Am Ende der zweiten Halbzeit hatte „Schachtjor“ die Überhand, aber sie kreierten keine eindeutige Gefahr vor dem Tor von „Dynamo“ und führten nur eine Serie ungenauer Schüsse aus. Die Kiewer hingegen schafften es in der 89. Minute, einen Torabschluss zu kreieren – Voloshin schoss von der rechten Seite des Strafraums, aber Ryznuk hielt den Ball. Schließlich ging das Spiel in die Verlängerung.

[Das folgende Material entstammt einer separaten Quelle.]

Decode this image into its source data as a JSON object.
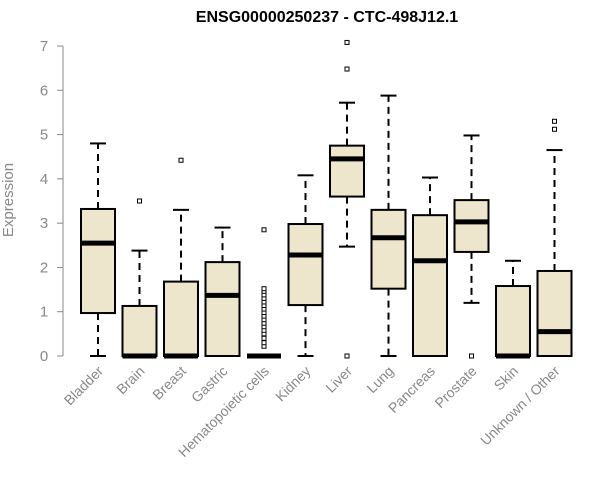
{
  "chart_data": {
    "type": "boxplot",
    "title": "ENSG00000250237 - CTC-498J12.1",
    "xlabel": "",
    "ylabel": "Expression",
    "ylim": [
      0,
      7
    ],
    "yticks": [
      "0",
      "1",
      "2",
      "3",
      "4",
      "5",
      "6",
      "7"
    ],
    "grid": false,
    "colors": {
      "box_fill": "#ede6cc",
      "line": "#000000",
      "axis_text": "#888888"
    },
    "categories": [
      "Bladder",
      "Brain",
      "Breast",
      "Gastric",
      "Hematopoietic cells",
      "Kidney",
      "Liver",
      "Lung",
      "Pancreas",
      "Prostate",
      "Skin",
      "Unknown / Other"
    ],
    "boxes": [
      {
        "name": "Bladder",
        "lower_whisker": 0,
        "q1": 0.97,
        "median": 2.55,
        "q3": 3.32,
        "upper_whisker": 4.8,
        "outliers": []
      },
      {
        "name": "Brain",
        "lower_whisker": 0,
        "q1": 0,
        "median": 0,
        "q3": 1.13,
        "upper_whisker": 2.38,
        "outliers": [
          3.5
        ]
      },
      {
        "name": "Breast",
        "lower_whisker": 0,
        "q1": 0,
        "median": 0,
        "q3": 1.68,
        "upper_whisker": 3.3,
        "outliers": [
          4.42
        ]
      },
      {
        "name": "Gastric",
        "lower_whisker": 0,
        "q1": 0,
        "median": 1.37,
        "q3": 2.12,
        "upper_whisker": 2.9,
        "outliers": []
      },
      {
        "name": "Hematopoietic cells",
        "lower_whisker": 0,
        "q1": 0,
        "median": 0,
        "q3": 0,
        "upper_whisker": 0,
        "outliers": [
          0.22,
          0.3,
          0.4,
          0.5,
          0.58,
          0.66,
          0.74,
          0.82,
          0.9,
          0.98,
          1.06,
          1.14,
          1.22,
          1.3,
          1.38,
          1.46,
          1.52,
          2.85
        ]
      },
      {
        "name": "Kidney",
        "lower_whisker": 0,
        "q1": 1.15,
        "median": 2.28,
        "q3": 2.98,
        "upper_whisker": 4.08,
        "outliers": []
      },
      {
        "name": "Liver",
        "lower_whisker": 2.47,
        "q1": 3.6,
        "median": 4.45,
        "q3": 4.75,
        "upper_whisker": 5.72,
        "outliers": [
          0,
          6.48,
          7.08
        ]
      },
      {
        "name": "Lung",
        "lower_whisker": 0,
        "q1": 1.52,
        "median": 2.67,
        "q3": 3.3,
        "upper_whisker": 5.88,
        "outliers": []
      },
      {
        "name": "Pancreas",
        "lower_whisker": 0,
        "q1": 0,
        "median": 2.15,
        "q3": 3.18,
        "upper_whisker": 4.03,
        "outliers": []
      },
      {
        "name": "Prostate",
        "lower_whisker": 1.2,
        "q1": 2.35,
        "median": 3.03,
        "q3": 3.52,
        "upper_whisker": 4.98,
        "outliers": [
          0
        ]
      },
      {
        "name": "Skin",
        "lower_whisker": 0,
        "q1": 0,
        "median": 0,
        "q3": 1.58,
        "upper_whisker": 2.15,
        "outliers": []
      },
      {
        "name": "Unknown / Other",
        "lower_whisker": 0,
        "q1": 0,
        "median": 0.55,
        "q3": 1.92,
        "upper_whisker": 4.65,
        "outliers": [
          5.12,
          5.3
        ]
      }
    ]
  }
}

In der Verlängerung bemühten sich beide Teams erwartungsgemäß, ohne Risiko zu spielen, und verstanden den Preis eines jeden Fehlers. Ja, es gab einen ordentlichen Schuss von Vanat, ja, es gab eine gefährliche Flanke in den Strafraum von „Dynamo“, aber insgesamt gab es in der Verlängerung keine Anzeichen für Tore. So kam es zur Serie der nach dem Spiel ausgeführten Elfmeter, in der die Fußballer von „Schachtjor“ glücklicher waren – 6:5.
Somit wurde „Schachtjor“ der Gewinner des ukrainischen Pokals, der diesen Titel zum 15. Mal gewann. Auf dem Konto von „Dynamo“ stehen 13 Triumphe in diesem Turnier, zweimal wurde der ostdeutsche „Tschernomorets“ zum Sieger, und jeweils einmal „Worskla“ aus Poltawa und „Tavria“ aus Simferopol.
Zusätzlich sei erwähnt, dass „Dynamo“ sein nächstes Spiel am kommenden Sonntag, dem 18. Mai austragen wird, wenn sie im Rahmen des 29. Spieltags der ukrainischen Meisterschaft auswärts gegen den odessanischen „Tschernomorets“ spielen (Beginn des Spiels um 15:30 Uhr).